Чтение онлайн

ЖАНРЫ

Жемчуг покойницы
Шрифт:

– Отчего же?! – возразил Недыбайло. – По-моему, Берков хороший рассказчик – и подробности весьма уместны. Не так ли, господа?

Ледак и Хвостов дружно согласились с ним, и я, благодарно посмотрев на Недыбайло, сказал:

– Однако Ивлев прав – время позднее, и я не стану томить вас излишними мелочами, тем более что рассказ уже подходит к концу.

…Егерь наутро чувствовал себя совершенно разбитым, а бледное лицо дочери постоянно стояло перед его взором. Поэтому, подкрепив силы нехитрым завтраком и стаканом крепкого вина, он, взяв с собою верного товарища, отправился на кладбище – чтобы самому найти вход в подземелье. Об этом стало известно со слов мальчика, служившего у егеря, потому что ни самого хозяина, ни его приятеля никто больше не видел – они сгинули

в катакомбах.

По оранжерее пронесся вдох разочарования.

– И это все? – спросил Ледак. – И стоило ради этого тащить нас сюда, в этот цветник?! Мой чай даже не успел остыть!

Мне подумалось, что действительно зря, наверное, я привел приятелей в оранжерею, эгоистично решив, что шумная компания поможет разогнать мои детские страхи, связанные с этим местом.

– Господа! Я сказал, что егерь пропал, но история на этом не закончена! – попытался я спасти положение, решив продолжить известную мне историю новыми, пусть и вымышленными фактами.
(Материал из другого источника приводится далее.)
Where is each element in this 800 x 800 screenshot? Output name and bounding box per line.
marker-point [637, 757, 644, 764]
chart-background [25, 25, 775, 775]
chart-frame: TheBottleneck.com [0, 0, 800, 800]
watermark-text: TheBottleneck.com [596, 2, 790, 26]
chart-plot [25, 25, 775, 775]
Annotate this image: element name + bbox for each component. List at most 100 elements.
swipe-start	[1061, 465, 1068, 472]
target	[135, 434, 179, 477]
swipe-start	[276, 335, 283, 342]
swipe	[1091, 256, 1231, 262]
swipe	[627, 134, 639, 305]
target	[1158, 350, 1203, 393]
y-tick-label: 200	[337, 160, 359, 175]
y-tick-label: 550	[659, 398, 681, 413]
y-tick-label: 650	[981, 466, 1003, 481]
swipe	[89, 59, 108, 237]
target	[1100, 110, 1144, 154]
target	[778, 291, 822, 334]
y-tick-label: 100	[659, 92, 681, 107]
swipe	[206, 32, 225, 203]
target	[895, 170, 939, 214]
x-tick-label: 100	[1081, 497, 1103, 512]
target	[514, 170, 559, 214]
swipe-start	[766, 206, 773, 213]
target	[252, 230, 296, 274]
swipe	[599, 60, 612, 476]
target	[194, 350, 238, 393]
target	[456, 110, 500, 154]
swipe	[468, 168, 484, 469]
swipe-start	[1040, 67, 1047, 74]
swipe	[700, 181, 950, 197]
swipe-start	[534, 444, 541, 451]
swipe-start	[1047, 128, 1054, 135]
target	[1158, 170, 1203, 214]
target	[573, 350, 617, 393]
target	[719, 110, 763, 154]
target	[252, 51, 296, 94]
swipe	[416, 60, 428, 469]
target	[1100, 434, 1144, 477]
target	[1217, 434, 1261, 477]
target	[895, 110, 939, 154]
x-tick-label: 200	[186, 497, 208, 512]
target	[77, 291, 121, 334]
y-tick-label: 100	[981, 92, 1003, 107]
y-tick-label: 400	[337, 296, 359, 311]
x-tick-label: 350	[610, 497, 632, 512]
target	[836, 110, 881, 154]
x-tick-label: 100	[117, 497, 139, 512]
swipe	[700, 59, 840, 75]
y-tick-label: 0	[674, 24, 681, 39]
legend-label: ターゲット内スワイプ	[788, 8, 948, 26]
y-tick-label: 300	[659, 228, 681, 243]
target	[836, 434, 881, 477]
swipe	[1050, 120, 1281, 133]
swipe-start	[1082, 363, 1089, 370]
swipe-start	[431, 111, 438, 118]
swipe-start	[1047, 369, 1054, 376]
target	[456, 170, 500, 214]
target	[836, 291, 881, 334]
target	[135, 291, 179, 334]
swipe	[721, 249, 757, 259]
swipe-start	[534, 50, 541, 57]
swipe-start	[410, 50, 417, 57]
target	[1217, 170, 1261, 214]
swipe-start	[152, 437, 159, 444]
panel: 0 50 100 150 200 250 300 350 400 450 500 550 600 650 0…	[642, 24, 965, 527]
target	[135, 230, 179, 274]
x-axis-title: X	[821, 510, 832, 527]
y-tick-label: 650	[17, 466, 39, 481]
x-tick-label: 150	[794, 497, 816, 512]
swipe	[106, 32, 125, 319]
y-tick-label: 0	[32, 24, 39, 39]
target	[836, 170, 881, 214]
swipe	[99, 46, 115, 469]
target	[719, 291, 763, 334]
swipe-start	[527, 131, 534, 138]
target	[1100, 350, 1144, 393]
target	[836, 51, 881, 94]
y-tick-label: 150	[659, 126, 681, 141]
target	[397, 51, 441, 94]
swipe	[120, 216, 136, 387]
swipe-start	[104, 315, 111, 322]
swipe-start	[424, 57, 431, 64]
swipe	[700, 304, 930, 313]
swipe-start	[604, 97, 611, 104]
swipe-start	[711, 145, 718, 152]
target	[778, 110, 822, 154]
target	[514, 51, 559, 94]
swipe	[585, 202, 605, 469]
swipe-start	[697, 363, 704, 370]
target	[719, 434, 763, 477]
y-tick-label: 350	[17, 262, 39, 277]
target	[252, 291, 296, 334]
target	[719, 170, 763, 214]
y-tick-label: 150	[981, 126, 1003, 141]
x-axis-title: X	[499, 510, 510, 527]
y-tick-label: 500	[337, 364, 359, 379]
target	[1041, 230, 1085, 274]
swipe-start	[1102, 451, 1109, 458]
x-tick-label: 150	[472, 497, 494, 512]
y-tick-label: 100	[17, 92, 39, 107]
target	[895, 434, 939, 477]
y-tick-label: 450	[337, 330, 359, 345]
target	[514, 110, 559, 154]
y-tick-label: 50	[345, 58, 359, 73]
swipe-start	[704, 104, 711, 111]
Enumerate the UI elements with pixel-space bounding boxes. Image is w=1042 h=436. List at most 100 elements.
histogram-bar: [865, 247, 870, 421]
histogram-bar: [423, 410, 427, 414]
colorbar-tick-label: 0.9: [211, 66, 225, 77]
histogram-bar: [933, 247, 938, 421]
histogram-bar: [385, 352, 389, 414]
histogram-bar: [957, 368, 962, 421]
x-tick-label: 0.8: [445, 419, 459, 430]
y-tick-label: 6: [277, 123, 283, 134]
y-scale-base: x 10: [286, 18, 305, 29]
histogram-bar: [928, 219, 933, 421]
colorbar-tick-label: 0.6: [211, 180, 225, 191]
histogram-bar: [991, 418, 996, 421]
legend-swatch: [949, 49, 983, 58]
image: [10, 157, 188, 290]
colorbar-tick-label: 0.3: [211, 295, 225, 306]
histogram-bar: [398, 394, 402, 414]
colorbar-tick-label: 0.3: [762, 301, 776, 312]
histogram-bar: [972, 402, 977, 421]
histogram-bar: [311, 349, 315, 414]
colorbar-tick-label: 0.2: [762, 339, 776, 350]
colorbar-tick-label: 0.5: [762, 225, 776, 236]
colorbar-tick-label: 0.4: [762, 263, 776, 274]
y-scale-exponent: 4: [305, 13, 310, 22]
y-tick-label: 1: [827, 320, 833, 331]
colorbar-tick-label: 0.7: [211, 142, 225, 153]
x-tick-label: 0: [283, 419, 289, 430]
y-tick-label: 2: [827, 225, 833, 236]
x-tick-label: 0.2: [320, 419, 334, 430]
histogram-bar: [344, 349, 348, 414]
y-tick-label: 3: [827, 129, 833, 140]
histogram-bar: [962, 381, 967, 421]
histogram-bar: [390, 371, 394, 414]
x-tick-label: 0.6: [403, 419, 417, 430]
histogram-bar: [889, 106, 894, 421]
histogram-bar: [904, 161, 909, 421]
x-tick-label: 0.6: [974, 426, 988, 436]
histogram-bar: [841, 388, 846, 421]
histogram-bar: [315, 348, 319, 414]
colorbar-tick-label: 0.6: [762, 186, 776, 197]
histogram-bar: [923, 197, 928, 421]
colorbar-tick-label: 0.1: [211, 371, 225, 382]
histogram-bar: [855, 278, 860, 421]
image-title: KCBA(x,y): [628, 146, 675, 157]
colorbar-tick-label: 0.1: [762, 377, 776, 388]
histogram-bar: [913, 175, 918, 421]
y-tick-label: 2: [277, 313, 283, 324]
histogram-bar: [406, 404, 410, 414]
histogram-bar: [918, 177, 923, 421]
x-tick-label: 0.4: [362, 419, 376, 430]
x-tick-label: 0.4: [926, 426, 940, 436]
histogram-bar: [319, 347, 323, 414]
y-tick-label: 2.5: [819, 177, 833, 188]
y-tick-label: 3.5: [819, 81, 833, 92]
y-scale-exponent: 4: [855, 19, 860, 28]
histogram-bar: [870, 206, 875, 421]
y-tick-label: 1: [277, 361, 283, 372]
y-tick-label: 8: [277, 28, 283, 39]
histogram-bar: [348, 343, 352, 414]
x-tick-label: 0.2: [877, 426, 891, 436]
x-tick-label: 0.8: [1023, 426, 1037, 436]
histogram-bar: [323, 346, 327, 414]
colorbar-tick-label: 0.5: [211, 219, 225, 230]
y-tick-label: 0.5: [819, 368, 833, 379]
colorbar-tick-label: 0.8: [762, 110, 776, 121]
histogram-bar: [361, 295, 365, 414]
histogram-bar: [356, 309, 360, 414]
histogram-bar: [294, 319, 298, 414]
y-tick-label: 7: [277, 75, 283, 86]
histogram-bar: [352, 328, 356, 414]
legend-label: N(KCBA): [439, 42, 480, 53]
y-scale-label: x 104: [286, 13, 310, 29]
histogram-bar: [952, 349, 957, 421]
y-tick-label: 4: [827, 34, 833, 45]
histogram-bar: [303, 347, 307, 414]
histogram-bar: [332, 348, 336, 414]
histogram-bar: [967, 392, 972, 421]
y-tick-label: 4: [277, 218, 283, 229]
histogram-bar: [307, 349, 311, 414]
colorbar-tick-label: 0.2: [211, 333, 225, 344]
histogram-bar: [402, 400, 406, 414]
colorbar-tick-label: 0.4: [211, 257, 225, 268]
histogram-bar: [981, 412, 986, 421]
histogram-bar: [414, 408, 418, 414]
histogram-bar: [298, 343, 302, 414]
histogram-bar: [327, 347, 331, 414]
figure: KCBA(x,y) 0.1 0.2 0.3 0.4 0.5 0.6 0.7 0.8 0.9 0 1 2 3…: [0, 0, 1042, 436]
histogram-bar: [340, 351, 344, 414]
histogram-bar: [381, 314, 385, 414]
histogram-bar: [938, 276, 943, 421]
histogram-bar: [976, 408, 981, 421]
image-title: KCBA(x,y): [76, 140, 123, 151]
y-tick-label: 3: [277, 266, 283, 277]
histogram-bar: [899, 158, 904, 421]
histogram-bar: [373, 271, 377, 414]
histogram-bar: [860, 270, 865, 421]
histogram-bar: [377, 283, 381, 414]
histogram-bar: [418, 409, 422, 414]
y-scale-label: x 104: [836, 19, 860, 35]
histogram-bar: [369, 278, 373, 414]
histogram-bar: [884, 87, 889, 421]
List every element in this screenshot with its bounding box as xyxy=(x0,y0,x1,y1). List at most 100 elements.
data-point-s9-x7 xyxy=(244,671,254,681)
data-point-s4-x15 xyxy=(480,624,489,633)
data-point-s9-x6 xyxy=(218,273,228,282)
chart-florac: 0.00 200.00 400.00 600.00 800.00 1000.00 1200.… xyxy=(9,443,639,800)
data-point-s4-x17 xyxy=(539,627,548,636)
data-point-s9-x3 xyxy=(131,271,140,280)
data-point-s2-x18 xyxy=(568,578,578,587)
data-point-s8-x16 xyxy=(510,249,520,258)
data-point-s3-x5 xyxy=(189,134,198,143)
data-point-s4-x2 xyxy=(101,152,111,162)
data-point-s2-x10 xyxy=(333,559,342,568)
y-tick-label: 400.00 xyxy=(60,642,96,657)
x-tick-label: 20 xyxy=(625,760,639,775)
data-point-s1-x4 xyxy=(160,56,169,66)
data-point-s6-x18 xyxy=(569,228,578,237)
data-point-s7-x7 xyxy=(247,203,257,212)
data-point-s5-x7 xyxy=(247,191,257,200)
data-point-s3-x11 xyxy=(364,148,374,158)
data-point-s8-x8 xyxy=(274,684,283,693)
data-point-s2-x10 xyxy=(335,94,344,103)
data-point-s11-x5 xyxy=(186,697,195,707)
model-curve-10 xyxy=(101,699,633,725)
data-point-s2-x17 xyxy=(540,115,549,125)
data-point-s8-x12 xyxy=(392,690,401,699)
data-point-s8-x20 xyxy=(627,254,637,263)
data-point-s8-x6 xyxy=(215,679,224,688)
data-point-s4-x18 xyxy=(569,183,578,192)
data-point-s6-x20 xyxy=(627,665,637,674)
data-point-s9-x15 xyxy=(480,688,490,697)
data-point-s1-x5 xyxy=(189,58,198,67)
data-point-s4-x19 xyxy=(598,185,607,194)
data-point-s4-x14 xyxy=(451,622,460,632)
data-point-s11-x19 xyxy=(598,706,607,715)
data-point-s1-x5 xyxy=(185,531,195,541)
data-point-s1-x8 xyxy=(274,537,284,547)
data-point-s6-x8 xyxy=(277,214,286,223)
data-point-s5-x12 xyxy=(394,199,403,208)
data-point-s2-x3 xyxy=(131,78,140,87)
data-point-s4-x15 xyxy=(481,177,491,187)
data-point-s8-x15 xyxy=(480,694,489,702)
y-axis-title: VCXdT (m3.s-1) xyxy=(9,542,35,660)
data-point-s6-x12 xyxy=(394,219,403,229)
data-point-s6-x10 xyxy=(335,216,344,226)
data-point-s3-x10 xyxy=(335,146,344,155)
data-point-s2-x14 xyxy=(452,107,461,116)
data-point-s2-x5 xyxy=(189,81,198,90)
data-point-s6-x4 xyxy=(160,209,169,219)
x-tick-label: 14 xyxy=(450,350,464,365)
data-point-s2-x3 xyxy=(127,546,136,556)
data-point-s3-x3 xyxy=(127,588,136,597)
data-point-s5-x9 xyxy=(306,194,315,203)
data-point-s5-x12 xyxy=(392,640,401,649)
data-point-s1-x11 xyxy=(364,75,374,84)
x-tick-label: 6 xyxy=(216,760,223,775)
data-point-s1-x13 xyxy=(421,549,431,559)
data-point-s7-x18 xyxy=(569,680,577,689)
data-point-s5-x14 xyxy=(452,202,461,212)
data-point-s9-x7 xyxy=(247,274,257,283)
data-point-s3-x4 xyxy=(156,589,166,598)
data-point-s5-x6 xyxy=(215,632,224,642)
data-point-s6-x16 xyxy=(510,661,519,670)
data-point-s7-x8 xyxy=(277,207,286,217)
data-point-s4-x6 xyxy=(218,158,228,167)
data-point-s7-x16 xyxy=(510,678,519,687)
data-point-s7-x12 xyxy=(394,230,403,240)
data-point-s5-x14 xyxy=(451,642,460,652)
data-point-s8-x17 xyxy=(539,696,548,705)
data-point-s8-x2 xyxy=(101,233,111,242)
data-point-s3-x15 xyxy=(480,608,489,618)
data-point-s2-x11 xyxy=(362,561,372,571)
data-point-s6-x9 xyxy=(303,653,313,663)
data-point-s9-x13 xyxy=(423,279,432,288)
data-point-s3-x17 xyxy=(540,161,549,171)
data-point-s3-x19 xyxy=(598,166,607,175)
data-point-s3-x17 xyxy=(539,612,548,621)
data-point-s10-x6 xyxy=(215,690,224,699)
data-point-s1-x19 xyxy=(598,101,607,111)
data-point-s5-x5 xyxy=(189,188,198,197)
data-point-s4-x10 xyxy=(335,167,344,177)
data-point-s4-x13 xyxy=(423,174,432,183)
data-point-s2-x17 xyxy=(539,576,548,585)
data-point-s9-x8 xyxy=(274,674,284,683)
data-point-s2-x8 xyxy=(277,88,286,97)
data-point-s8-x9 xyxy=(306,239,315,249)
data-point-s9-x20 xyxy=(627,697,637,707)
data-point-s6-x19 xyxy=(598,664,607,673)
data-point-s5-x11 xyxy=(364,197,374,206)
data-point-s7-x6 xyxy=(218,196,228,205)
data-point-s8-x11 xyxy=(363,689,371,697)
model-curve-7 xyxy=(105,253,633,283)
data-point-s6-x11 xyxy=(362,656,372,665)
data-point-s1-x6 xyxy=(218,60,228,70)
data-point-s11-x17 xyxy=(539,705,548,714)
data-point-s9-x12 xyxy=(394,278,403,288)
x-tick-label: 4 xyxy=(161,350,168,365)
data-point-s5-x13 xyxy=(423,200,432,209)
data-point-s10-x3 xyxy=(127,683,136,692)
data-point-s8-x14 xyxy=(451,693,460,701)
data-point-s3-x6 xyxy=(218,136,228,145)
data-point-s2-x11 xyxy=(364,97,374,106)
– Вот как?! Тогда мы все внимание. Продолжайте, просим! – подал голос Хвостов.

– Да, Берков, продолжайте, – поддержали его Ивлев с Недыбайло.

– Исчезновение егеря не осталось незамеченным, и из города вскоре прибыл тайный советник Моршанский, которого к тому же связывали с пропавшим егерем добрые отношения. Две недели этот достойный человек с отрядом жандармов и добровольцев из числа местных жителей прочесывал местность и, в частности, злосчастное подземелье. Особенное рвение в поисках проявлял тот самый граф Суравов, который считал для себя раскрытие этих исчезновений делом чести. Ни егеря, ни его друга найти не удалось, но Моршанский выяснил нечто такое, что заставило его отправить в свой департамент срочное донесение. Через несколько дней граф Суравов был арестован как главный подозреваемый в похищении и убийстве всех пропавших. Граф, разумеется, все отрицал. В закрытой карете, под конвоем солдат, он был отправлен в острог для дознания, но и там упорно продолжал уверять всех, что произошла чудовищная ошибка и настоящий убийца на свободе.

– Так зачем ему было убивать своих невест? – не выдержав, спросил Ивлев. – Он что, этот граф, полоумный был?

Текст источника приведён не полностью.